The head teacher, Mrs Mary Onyango, said she was excited by the new curriculum.

"It will nurture everyone and if given keen interest, can help develop talent from as early as ECDE level," she said.

She said the 8-4-4 system was exams oriented and the new system was more engaging.

In Nairobi the new, 2-6-6-3 system kicked off at the All Saints Cathedral School in Starehe.

Nursery class teacher, Fellistus Timothy, said new curriculum recognised that children have different capabilities and capacities to grasp things.

At the Ruai Primary School in Njiru, the head teacher Ann Muthii, said the curriculum was exciting as subjects such as Home Science, Art and Craft and Music have been incorporated into the syllabus.

"We are delighted to be one of the schools chosen to pilot the new curriculum because it is the first time we are doing it. We are confident and want to give it a guided judgement and see if it will work and if it is viable or not," said Mr Muthii.

However, Muthii pointed out that the curriculum is going to be costly as it will involve purchase of materials for students who will choose subjects such as Art and Craft, Home Science and Music.

At Nakuru's Pangani Special School, pupils anxiously waited for the roll-out of the new curriculum.

A teacher, Lucy Kamau, said the improved curriculum will help to enable smooth and comfortable learning for the 160 pupils enrolled at the school.

For learners with special needs, the new structure involves vocational training that will be offered to the mentally and physically challenged pupils.

Under the new system early year's category, children will spend two years in nursery and six years in lower and upper primary, with each section divided into three years. Secondary education will also be split into two, lower and senior, each section taking up three years.

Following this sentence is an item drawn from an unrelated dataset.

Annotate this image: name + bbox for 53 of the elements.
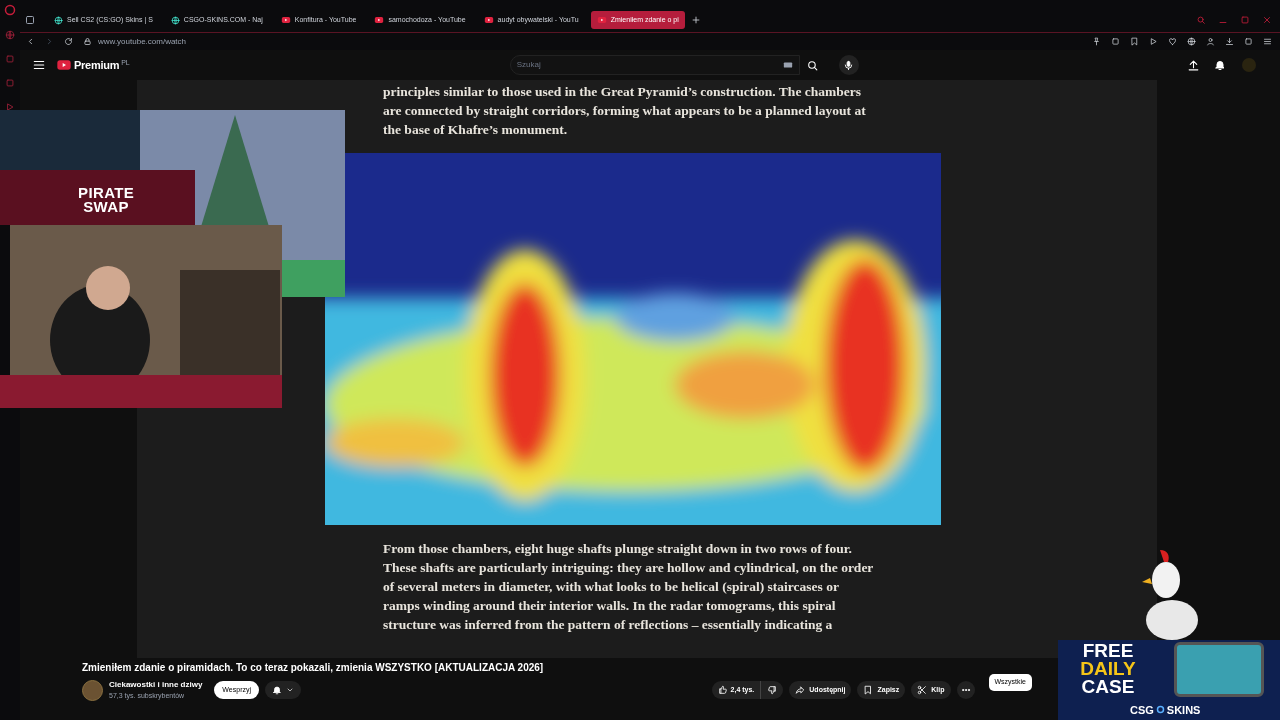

In upper secondary, learners will be expected to specialise by taking up either of three paths – arts and sports, social sciences or science, technology, engineering and mathematics (STEM).

Optional subjects

At grade four, learners will be introduced to the optional subjects offered at upper primary to enable them make informed choices at grade seven.

In Nakuru, ten schools were selected to take part in the piloting programme.

In Uasin Gishu and Nandi counties, delays in delivery of learning materials hampered the much-anticipated roll-out of the new curriculum.

Most teachers and pupils from Hill School Eldoret, Central Primary and Eldoret School for the Hearing Impaired that are among the pilot institutions, expressed confidence over the new curriculum, saying it is meant to provide a platform where pupils enjoy a holistic academic approach.

Positive reviews on the new system were also recorded in Kakamega County.

The new education curriculum was also successfully launched in pilot primary schools in Murang'a and Kiambu County.

Anxious pupils at Bishop Kairo Education Centre in Murang'a were taken through the new curriculum by two teachers who have been trained on the same.

The Launch of the new curriculum marks the end of the system that overhauled the 7-4-2-3 handed over to Kenya by colonialists at independence in 1963.

Despite the transition of Kenya's education systems from colonially-inclined theoretical education system of 7-4-2-3 to practical-oriented 8-4-4 system, there are still evident gaps in the country's education systems.